Il team ha seguito i partecipanti fino a 19 anni, cercando i casi di demenza. Durante il periodo di follow-up, il dott. Pase e colleghi hanno rilevato 32 diagnosi di demenza, 24 delle quali erano la malattia di Alzheimer.

Coloro che hanno sviluppato la demenza hanno speso il 17% del loro intero sonno in REM, mentre quelli che non hanno ricevuto una diagnosi di demenza hanno speso in media il 20% in REM.

Meno REM si correla con il rischio di demenza

I ricercatori si sono adeguati per variabili come sesso ed età, e hanno trovato una forte correlazione tra il rischio di demenza più alta e una percentuale più bassa di sonno REM e una più lunga latenza del sonno REM, che si riferisce a quanto tempo ci vuole per raggiungere la fase REM.

In particolare, con ogni punto percentuale che il sonno REM è diminuito, i ricercatori hanno riscontrato un aumento del 9 per cento nel rischio di demenza.

La correlazione ha resistito ad aggiustamenti per possibili fattori confondenti come fattori di rischio cardiovascolare, depressione e farmaci.

Il Dr. Pase e il team hanno escluso dalla loro analisi coloro che avevano un lieve deterioramento cognitivo – un marker precoce dell’Alzheimer – al basale, così come quelli che hanno sviluppato la demenza all’inizio dello studio.

Ha parlato del significato dei risultati.

“Nel nostro studio, l’associazione tra sonno REM inferiore e demenza non è stata spiegata da quelli con deficit cognitivo al basale o da coloro che si sono convertiti in demenza entro i primi 3 anni, [che] suggerisce che una riduzione del REM non è semplicemente una conseguenza precoce demenza.”

Matthew Pase, Ph.D.

Parlando dei possibili meccanismi che potrebbero spiegare i risultati, ha detto: “Non abbiamo le risposte esatte, ma abbiamo alcune ipotesi”.

“I possibili meccanismi possono includere (i) stress o ansia, che possono ridurre il sonno REM e aumentare il rischio di demenza, (ii) potrebbe esserci un ruolo contribuente di disturbi del sonno come la respirazione disordinata del sonno, che può interrompere il sonno REM e aumentare il rischio per la demenza e (iii) un maggior sonno REM può aiutare a mantenere l’integrità cerebrale di fronte ai cambiamenti che si verificano con l’invecchiamento e l’inizio della malattia di Alzheimer “.

Punti di forza e limiti dello studio

Gli autori evidenziano anche alcuni punti di forza e limiti del loro studio.

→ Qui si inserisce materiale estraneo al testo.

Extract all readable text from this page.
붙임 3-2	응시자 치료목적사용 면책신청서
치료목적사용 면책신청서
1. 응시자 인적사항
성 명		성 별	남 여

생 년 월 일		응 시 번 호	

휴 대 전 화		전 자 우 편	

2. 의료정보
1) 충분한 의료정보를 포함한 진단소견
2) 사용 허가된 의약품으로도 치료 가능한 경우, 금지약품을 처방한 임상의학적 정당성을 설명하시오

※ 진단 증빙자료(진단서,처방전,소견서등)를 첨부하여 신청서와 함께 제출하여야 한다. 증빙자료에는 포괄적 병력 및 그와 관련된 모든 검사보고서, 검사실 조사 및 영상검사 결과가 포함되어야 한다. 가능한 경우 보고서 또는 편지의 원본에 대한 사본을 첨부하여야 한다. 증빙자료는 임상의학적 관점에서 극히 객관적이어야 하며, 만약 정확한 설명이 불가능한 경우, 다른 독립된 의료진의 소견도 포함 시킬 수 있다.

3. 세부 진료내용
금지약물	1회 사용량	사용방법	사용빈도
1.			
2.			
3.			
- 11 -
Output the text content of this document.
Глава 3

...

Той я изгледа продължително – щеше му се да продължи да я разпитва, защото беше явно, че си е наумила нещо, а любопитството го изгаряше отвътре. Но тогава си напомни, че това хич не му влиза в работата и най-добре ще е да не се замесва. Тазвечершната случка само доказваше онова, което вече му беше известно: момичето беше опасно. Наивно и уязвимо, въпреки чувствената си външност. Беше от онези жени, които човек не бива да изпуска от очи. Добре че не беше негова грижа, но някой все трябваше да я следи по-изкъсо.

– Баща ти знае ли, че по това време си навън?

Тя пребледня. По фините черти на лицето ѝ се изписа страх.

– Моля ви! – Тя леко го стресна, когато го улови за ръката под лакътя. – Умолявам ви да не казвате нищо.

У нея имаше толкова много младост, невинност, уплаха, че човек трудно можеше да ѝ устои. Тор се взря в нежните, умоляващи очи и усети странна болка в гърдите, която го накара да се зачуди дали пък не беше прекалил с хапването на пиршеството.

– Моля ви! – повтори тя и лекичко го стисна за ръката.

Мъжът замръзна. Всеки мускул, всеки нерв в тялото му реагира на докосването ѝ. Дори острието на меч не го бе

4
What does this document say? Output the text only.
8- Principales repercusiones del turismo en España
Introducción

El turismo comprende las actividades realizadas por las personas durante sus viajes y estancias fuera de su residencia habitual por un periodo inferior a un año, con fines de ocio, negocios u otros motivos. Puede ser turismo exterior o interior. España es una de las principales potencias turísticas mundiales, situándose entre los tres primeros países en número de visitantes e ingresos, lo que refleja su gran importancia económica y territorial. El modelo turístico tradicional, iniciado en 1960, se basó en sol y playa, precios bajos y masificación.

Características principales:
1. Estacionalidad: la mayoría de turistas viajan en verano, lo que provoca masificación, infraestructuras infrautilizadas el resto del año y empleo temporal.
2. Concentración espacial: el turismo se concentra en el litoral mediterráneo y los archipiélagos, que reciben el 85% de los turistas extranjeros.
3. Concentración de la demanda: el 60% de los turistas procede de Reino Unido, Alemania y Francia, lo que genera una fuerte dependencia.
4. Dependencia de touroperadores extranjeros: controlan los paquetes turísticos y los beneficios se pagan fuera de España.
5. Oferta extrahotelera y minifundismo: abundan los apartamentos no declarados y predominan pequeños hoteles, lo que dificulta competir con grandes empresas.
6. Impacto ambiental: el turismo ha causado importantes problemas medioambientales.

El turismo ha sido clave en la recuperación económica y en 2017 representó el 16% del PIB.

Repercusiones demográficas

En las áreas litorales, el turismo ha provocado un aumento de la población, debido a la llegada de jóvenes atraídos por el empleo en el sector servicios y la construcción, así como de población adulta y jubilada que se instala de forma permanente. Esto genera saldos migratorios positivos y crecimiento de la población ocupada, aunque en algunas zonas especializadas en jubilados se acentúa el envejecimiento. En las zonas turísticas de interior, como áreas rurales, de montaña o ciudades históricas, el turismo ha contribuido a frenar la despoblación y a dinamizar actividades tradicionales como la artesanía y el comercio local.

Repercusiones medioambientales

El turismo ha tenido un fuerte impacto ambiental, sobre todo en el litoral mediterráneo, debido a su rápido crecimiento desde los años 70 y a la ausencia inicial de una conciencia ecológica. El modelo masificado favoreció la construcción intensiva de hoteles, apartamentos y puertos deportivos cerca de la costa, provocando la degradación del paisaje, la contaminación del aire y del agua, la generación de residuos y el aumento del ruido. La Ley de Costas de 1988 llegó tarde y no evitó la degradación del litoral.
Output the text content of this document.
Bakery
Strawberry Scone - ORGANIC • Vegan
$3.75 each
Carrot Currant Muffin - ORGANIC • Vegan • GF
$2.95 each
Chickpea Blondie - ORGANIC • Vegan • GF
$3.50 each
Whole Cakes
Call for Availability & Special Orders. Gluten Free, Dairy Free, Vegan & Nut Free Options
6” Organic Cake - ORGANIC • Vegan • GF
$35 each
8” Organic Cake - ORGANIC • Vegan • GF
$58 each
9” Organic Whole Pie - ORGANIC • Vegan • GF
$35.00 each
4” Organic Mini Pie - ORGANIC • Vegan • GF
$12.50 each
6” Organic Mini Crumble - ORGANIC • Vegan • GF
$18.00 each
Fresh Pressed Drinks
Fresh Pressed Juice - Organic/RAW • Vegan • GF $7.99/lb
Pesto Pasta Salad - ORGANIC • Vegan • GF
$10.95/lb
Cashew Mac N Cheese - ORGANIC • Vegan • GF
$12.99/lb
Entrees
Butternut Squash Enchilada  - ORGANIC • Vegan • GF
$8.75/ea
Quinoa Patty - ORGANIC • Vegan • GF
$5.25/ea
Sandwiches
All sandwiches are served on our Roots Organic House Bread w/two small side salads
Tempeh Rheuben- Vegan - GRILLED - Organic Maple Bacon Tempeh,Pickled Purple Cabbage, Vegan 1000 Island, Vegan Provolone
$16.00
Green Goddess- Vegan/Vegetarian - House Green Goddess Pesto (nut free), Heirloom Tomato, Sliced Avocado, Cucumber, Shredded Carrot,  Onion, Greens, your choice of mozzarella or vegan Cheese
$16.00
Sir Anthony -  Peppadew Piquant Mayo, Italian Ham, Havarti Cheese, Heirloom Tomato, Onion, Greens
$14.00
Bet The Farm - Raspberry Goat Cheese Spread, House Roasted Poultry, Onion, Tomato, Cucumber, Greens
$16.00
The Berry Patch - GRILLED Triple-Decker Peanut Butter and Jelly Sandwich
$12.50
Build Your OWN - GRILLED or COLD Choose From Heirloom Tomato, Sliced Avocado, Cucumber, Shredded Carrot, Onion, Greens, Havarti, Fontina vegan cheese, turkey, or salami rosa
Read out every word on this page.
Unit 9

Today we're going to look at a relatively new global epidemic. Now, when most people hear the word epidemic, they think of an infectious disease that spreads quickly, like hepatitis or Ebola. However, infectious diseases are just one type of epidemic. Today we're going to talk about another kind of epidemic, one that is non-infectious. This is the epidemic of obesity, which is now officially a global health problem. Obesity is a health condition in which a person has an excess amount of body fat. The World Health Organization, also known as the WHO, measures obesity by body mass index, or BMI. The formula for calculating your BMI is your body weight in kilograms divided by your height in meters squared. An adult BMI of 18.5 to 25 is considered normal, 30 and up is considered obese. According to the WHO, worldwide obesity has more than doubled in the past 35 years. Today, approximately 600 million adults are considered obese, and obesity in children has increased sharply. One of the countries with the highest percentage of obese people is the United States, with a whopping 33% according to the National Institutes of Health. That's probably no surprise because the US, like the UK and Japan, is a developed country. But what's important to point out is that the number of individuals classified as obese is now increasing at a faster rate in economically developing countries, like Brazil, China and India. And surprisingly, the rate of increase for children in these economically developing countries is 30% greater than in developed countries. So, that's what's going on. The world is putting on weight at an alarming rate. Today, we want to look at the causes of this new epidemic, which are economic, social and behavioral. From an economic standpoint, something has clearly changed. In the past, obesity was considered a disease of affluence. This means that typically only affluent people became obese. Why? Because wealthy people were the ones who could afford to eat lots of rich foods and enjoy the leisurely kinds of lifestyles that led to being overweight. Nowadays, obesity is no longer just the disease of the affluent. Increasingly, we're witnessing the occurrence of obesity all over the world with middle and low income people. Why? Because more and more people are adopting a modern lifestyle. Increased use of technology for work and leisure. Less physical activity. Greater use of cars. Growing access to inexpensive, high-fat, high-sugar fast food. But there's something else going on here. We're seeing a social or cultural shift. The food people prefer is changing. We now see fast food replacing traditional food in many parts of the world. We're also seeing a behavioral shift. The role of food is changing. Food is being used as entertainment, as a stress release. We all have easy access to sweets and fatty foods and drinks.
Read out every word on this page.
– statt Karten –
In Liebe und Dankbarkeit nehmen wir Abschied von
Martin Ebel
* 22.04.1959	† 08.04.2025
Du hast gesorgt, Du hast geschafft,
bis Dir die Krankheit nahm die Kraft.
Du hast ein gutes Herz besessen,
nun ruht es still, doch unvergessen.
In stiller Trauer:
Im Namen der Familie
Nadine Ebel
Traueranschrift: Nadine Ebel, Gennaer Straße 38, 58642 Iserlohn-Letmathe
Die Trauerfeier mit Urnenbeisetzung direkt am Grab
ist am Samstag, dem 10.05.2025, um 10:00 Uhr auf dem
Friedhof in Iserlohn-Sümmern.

I punti di forza, scrivono, includono il fatto che lo studio è basato sulla popolazione. Tuttavia, la ricerca è limitata dalle piccole dimensioni del campione e dalla sua composizione etnica prevalentemente caucasica.

Come conseguenza del ridotto campione di studio, ci sono stati anche pochi eventi incidenti, il che significa che i ricercatori “avevano un potere limitato di individuare associazioni più deboli ma potenzialmente importanti con altre esposizioni correlate al sonno e demenza”.

La lunga durata del follow-up dello studio e l’uso della polisonnografia per esaminare l’architettura del sonno sono elencati dagli autori come ulteriori punti di forza della ricerca.

“La ricerca futura dovrebbe confermare i nostri risultati e determinare i meccanismi che collegano il sonno REM alla demenza incidente”, scrivono i ricercatori.

Il dott. Pase parlò anche dello studio e delle aree della ricerca futura. Ha detto: “Sebbene il nostro studio sia piccolo rispetto alla coorte più grande dei genitori Framingham Heart Study, è comunque un ampio campione dato che tutti i partecipanti sono stati sottoposti a uno studio del sonno durante la notte e al follow-up della demenza”.

“Ci sono pochi altri studi che hanno questi dati.Stiamo attualmente indagando se altri hanno dati simili e se sia possibile combinare analisi e risultati.”